A dear friend of mine had had her neck done a few years back, and she looked great. I contacted the doctor she had gone to, [Wellesley, Massachusetts, board-certified facial plastic surgeon] Dr. Jeannie Chung, and made an appointment.
Unlike the doctor I had visited a few years back, Dr. Chung and her practice manager took the time to discuss all the options, listening to what I wanted and not trying to push any procedures on me. She also alleviated my concerns that at 78, I was too old to be considering surgery.

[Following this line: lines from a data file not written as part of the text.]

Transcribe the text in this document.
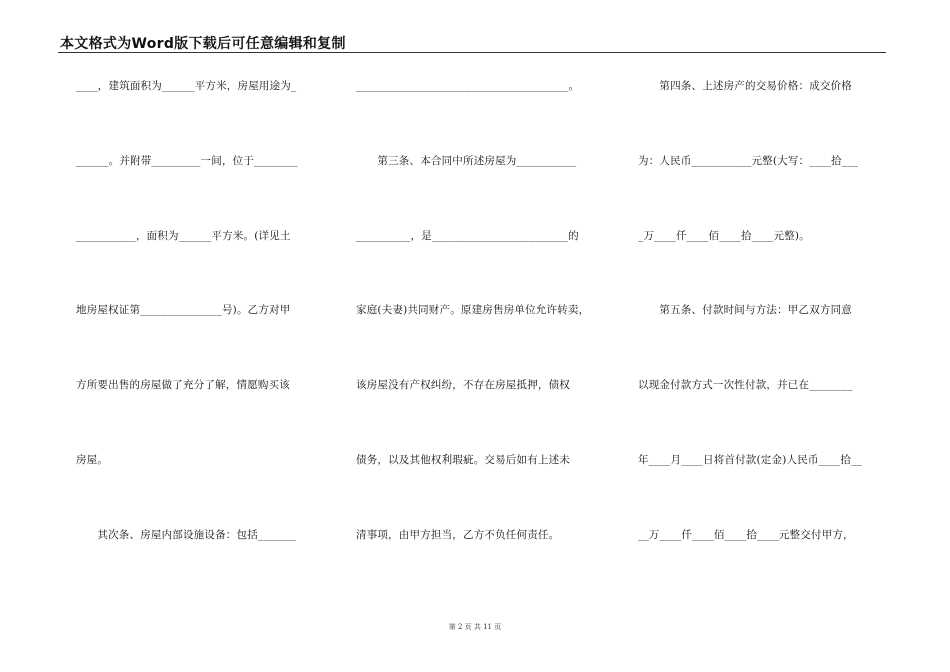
本文格式为Word版下载后可任意编辑和复制
____，建筑面积为______平方米，房屋用途为_
______。并附带_________一间，位于________
___________，面积为______平方米。(详见土
地房屋权证第_______________号)。乙方对甲
方所要出售的房屋做了充分了解，情愿购买该
房屋。
　　其次条、房屋内部设施设备：包括_______
_______________________________________。
　　第三条、本合同中所述房屋为___________
__________，是_________________________的
家庭(夫妻)共同财产。原建房售房单位允许转卖，
该房屋没有产权纠纷，不存在房屋抵押，债权
债务，以及其他权利瑕疵。交易后如有上述未
清事项，由甲方担当，乙方不负任何责任。
　　第四条、上述房产的交易价格：成交价格
为：人民币___________元整(大写：____拾___
_万____仟____佰____拾____元整)。
　　第五条、付款时间与方法：甲乙双方同意
以现金付款方式一次性付款，并已在________
年____月____日将首付款(定金)人民币____拾__
__万____仟____佰____拾____元整交付甲方，
第 2 页 共 11 页
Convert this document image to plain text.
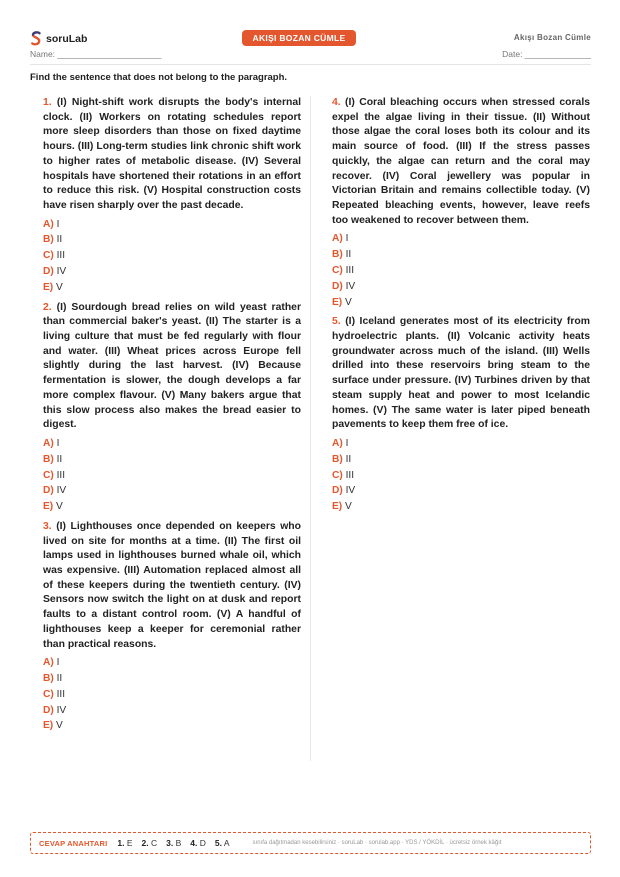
soruLab	AKIŞI BOZAN CÜMLE	Akışı Bozan Cümle
Name: ______________________	Date: ______________
Find the sentence that does not belong to the paragraph.

1. (I) Night-shift work disrupts the body's internal clock. (II) Workers on rotating schedules report more sleep disorders than those on fixed daytime hours. (III) Long-term studies link chronic shift work to higher rates of metabolic disease. (IV) Several hospitals have shortened their rotations in an effort to reduce this risk. (V) Hospital construction costs have risen sharply over the past decade.

A) I
B) II
C) III
D) IV
E) V

2. (I) Sourdough bread relies on wild yeast rather than commercial baker's yeast. (II) The starter is a living culture that must be fed regularly with flour and water. (III) Wheat prices across Europe fell slightly during the last harvest. (IV) Because fermentation is slower, the dough develops a far more complex flavour. (V) Many bakers argue that this slow process also makes the bread easier to digest.

A) I
B) II
C) III
D) IV
E) V

3. (I) Lighthouses once depended on keepers who lived on site for months at a time. (II) The first oil lamps used in lighthouses burned whale oil, which was expensive. (III) Automation replaced almost all of these keepers during the twentieth century. (IV) Sensors now switch the light on at dusk and report faults to a distant control room. (V) A handful of lighthouses keep a keeper for ceremonial rather than practical reasons.

A) I
B) II
C) III
D) IV
E) V

4. (I) Coral bleaching occurs when stressed corals expel the algae living in their tissue. (II) Without those algae the coral loses both its colour and its main source of food. (III) If the stress passes quickly, the algae can return and the coral may recover. (IV) Coral jewellery was popular in Victorian Britain and remains collectible today. (V) Repeated bleaching events, however, leave reefs too weakened to recover between them.

A) I
B) II
C) III
D) IV
E) V

5. (I) Iceland generates most of its electricity from hydroelectric plants. (II) Volcanic activity heats groundwater across much of the island. (III) Wells drilled into these reservoirs bring steam to the surface under pressure. (IV) Turbines driven by that steam supply heat and power to most Icelandic homes. (V) The same water is later piped beneath pavements to keep them free of ice.

A) I
B) II
C) III
D) IV
E) V
CEVAP ANAHTARI 1. E 2. C 3. B 4. D 5. A	sınıfa dağıtmadan kesebilirsiniz · soruLab · sorulab.app · YDS / YÖKDİL · ücretsiz örnek kâğıt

“In general, I don’t think it is ever ‘too late’ to get plastic surgery, as long as the patient is healthy and has realistic expectations. Plastic surgery does not have to be an all-encompassing surgical makeover,” Dr. Chung explained.
We decided that, for me, the best procedure would be a neck lift and facelift. I left her office that day excited for the next steps.
My daughter flew in the day before the procedure, as we’d both agreed this would be a lot for my husband to handle on his own. He supported my decision to go through with surgery but was also terrified about my being under anesthesia for a six- to seven-hour procedure. That night, we all drove to a hotel right by the hospital. The plan was for us to stay there for three nights, to make the drive to Dr. Chung’s office for the drain removal more tolerable.
The morning of the surgery, I took a look at my face one last time in the hotel mirror and knew I wanted to do this. I wasn’t looking for perfection by any means; I just wanted to see a bit more of the woman I used to be.
Once we arrived at the hospital, reality crept in—and so did a bit of fear. I’m 78, what the hell am I doing? Luckily, my daughter was there.
“Mom, you always do everything for everyone else. You are doing something for you, and we are all thrilled for you!” she said.
I hugged her and my husband, then they wheeled me into the operating room. The next thing I knew, I was waking up and feeling totally out of it. I tried to mouth the words “don’t let my husband in yet, just my daughter,” but the nurses didn’t understand. Once my husband saw me, his eyes welled up and he almost fainted. The big bandage around my head, the slurring of my words from the anesthesia, and the swelling were, as I expected, extremely overwhelming for him.
Once we got back to the hotel, I crawled into bed and the real work began. I am without a doubt the worst patient and did not make it easy for my daughter as she reminded me to take my medication and adjusted the pillows around my head. I also didn’t feel or sound like myself. My voice was very hoarse from the breathing tube that had been inserted for the seven-hour surgery, making it hard to talk. Those first few nights were rough, mainly because I couldn’t get comfortable and so desperately wanted to take a shower and wash my hair.

After photo was taken 6.5 weeks post-surgery
A few days later, once the drains came out and we were back at home, I started to feel more human again. I looked at myself in the mirror and was thrilled with what I saw. The neck wobble was gone. I still didn’t quite look like myself and knew that it would take several months before the final results would be evident, but I also knew that I had made the right decision. By day seven, the first batch of stitches came out and I was cleared to drive. I even popped into my law office to chat with my secretary and meet a client, both of them very impressed with how well I was healing.
It’s been almost two months since my procedure, and I don’t feel like I look any younger—I just feel happier with who I see. I’m still healing, and each day I notice more movement and feeling coming back in my face and neck. And I would do it all over again in a heartbeat. Do I wish I had done it sooner? Sure. But I did it at 78, and I learned firsthand that when it comes to feeling and looking great, it’s never too late.